Harald Lesch und Alexandra Gruber präsentieren das Buch Umlaufbahnen von Samantha Harvey

Im Rahmen der Veranstaltung "Im Orbit der Literatur", 21.04.2026

© Nasa/Unsplash

Die Veranstaltung, die am 21. April stattfand, hörte sich zunächst recht ungewöhnlich an: Ein Astrophysiker liest aus einem Roman und eine Soloklarinettistin spielt dazu.

Was vielleicht an einen Sketch von Loriot erinnert, erwies sich als wortwörtlich außerirdisch guter Abend: Harald Lesch, Professor für Astrophysik an der LMU München, bekannt als exzellenter Erklärer und Erzähler sowie an diesem Tag seit einer knappen Woche Ehrenbürger der Stadt München, las Passagen aus dem Roman Umlaufbahnen von Samantha Harvey und Alexandra Gruber, exzellente und gefeierte Soloklarinettistin bei den Münchner Philharmonikern, interpretierte dazwischen Musikstücke aus verschiedenen Epochen.

Auch unabhängig von den damals aktuellen Ereignissen der Mondumkreisung hatte Harald Lesch vermutlich nicht zufällig den Roman Umlaufbahnen ausgesucht: Es geht um sechs Astronautinnen und Astronauten aus unterschiedlichen Nationen, die in einer Raumstation die Erde umrunden. Sechzehnmal an einem Tag sehen sie die Sonne auf- und wieder untergehen. Was passiert, wenn man seine Heimat nur aus weiter Ferne durch ein kleines Fenster sieht? Wie verändern sich Denken und Fühlen? Hierzu einige etwas abgewandelte Zitate aus dem Roman: „Der Mond wird zum Crêpe, der in der Pfanne gewendet wurde. […] Unter bestimmter Sonneneinstrahlung wird die rechte Seite der Erdkrümmung zu einem schimmernden Krummsäbel.
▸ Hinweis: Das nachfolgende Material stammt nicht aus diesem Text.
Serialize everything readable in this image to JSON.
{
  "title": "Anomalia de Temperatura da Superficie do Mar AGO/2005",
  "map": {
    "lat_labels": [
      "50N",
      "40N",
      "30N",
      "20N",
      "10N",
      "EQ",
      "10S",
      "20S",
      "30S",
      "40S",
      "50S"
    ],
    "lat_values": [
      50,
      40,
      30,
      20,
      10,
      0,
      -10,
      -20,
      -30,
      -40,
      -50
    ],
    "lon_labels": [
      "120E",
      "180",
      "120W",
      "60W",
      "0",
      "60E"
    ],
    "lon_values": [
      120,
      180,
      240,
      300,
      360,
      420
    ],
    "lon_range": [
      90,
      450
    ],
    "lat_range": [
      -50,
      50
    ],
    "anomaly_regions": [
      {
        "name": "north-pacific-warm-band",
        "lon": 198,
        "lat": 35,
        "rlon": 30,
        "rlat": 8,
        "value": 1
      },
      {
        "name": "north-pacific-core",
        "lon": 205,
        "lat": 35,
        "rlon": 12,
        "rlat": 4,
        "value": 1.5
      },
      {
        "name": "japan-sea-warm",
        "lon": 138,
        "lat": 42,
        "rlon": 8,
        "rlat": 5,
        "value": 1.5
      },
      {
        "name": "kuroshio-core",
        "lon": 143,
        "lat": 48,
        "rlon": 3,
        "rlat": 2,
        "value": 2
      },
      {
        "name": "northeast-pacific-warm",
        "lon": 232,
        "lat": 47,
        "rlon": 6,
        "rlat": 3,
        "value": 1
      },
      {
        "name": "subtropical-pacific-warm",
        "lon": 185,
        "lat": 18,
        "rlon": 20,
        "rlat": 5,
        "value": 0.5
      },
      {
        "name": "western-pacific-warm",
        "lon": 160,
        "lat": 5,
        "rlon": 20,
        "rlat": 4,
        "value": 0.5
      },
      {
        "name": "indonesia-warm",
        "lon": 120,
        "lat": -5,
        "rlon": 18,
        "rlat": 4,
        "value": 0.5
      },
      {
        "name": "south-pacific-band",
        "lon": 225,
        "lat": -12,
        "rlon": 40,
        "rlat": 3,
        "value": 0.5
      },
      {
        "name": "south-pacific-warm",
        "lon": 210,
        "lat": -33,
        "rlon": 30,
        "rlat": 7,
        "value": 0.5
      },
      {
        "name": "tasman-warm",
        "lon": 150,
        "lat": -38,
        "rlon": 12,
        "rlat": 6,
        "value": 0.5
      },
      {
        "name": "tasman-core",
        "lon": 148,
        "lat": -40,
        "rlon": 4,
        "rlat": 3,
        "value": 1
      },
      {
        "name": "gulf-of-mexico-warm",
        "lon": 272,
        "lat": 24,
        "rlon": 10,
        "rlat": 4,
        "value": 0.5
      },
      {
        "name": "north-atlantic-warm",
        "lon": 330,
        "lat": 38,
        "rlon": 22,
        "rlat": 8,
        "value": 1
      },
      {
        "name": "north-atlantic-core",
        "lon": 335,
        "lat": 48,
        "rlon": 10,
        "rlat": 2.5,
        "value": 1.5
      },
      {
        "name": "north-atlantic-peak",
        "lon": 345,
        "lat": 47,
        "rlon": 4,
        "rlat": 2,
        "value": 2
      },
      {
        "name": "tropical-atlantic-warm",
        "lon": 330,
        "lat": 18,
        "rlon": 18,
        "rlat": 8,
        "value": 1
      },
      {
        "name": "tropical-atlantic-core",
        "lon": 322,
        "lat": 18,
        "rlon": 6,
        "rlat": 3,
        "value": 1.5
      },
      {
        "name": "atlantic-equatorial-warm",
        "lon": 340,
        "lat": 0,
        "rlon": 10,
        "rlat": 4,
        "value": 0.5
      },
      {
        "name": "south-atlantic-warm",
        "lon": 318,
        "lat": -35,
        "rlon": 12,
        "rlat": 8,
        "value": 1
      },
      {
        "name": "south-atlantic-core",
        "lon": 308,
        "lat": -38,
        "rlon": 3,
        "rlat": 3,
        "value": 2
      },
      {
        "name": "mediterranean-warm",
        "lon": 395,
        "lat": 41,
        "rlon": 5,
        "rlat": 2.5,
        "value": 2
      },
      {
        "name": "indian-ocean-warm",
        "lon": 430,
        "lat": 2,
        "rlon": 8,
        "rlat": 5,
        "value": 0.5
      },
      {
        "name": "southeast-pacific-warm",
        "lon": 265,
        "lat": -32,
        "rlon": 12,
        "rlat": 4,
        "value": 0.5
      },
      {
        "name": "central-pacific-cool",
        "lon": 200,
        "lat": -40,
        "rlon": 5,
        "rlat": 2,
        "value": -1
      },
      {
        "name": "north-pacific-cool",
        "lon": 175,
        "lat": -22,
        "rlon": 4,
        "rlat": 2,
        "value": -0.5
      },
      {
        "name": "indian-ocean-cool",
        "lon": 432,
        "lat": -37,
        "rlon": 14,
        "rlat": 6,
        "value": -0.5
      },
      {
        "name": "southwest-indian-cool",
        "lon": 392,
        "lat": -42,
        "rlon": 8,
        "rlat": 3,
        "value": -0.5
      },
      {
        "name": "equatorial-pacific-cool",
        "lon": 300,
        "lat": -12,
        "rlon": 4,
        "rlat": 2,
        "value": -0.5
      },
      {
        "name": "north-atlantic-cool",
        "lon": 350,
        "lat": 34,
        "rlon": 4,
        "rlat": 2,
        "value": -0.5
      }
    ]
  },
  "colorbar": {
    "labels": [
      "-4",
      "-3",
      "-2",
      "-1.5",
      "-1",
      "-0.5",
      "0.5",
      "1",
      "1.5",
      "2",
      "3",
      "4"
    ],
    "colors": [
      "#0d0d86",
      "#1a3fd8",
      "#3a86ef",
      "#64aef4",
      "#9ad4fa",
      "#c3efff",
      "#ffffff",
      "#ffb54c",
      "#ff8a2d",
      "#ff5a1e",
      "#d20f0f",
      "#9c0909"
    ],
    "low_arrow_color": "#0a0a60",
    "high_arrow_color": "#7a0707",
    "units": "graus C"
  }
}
Der Planet, wie ihn die Besatzung sieht, ist von der schier unglaublichen Kraft des menschlichen Verlangens geformt und geprägt, die alles verändert hat: die Wälder, die Pole, die Wasserspeicher, die Gletscher, die Flüsse, die Meere, die Berge, die Küstenlinien, die Himmel. […]

Manchmal ergreift die sechs Astronautinnen und Astronauten das Verlangen oder vielmehr das inbrünstige Bedürfnis, diese riesige und zugleich winzige Erde zu beschützen, dieses wundersame und auf bizarre Weise hübsche Ding.“

Im Zeitraum von 24 Stunden, während die Sonne eben sechzehnmal auf- und untergeht, betrachtet der Roman die großen und kleinen Fragen der Menschheit, zeigt zweifelnde Momente, bringt aber vor allem die Schönheit des Universums nahe.

Während der ganzen Zeit der Lesung und der Musikstücke glitten die Zuschauerinnen und Zuschauer, fast wie die Astronautinnen und Astronauten des Romans, auf der großen Leinwand des bis auf zwei Leselampen abgedunkelten Vortragssaals durchs All, denn in einer Endlosschleife wurde dorthin ein Video projiziert, das zeigt, wie die ISS rund um die Erde fliegt. Als Alexandra Gruber schließlich das Publikum einlud, bei „What a wonderful world“ und einem weiteren Lied mitzusummen, stellte sich ein Gänsehauteffekt ein, den es so nur bei Live-Veranstaltungen vor Ort gibt.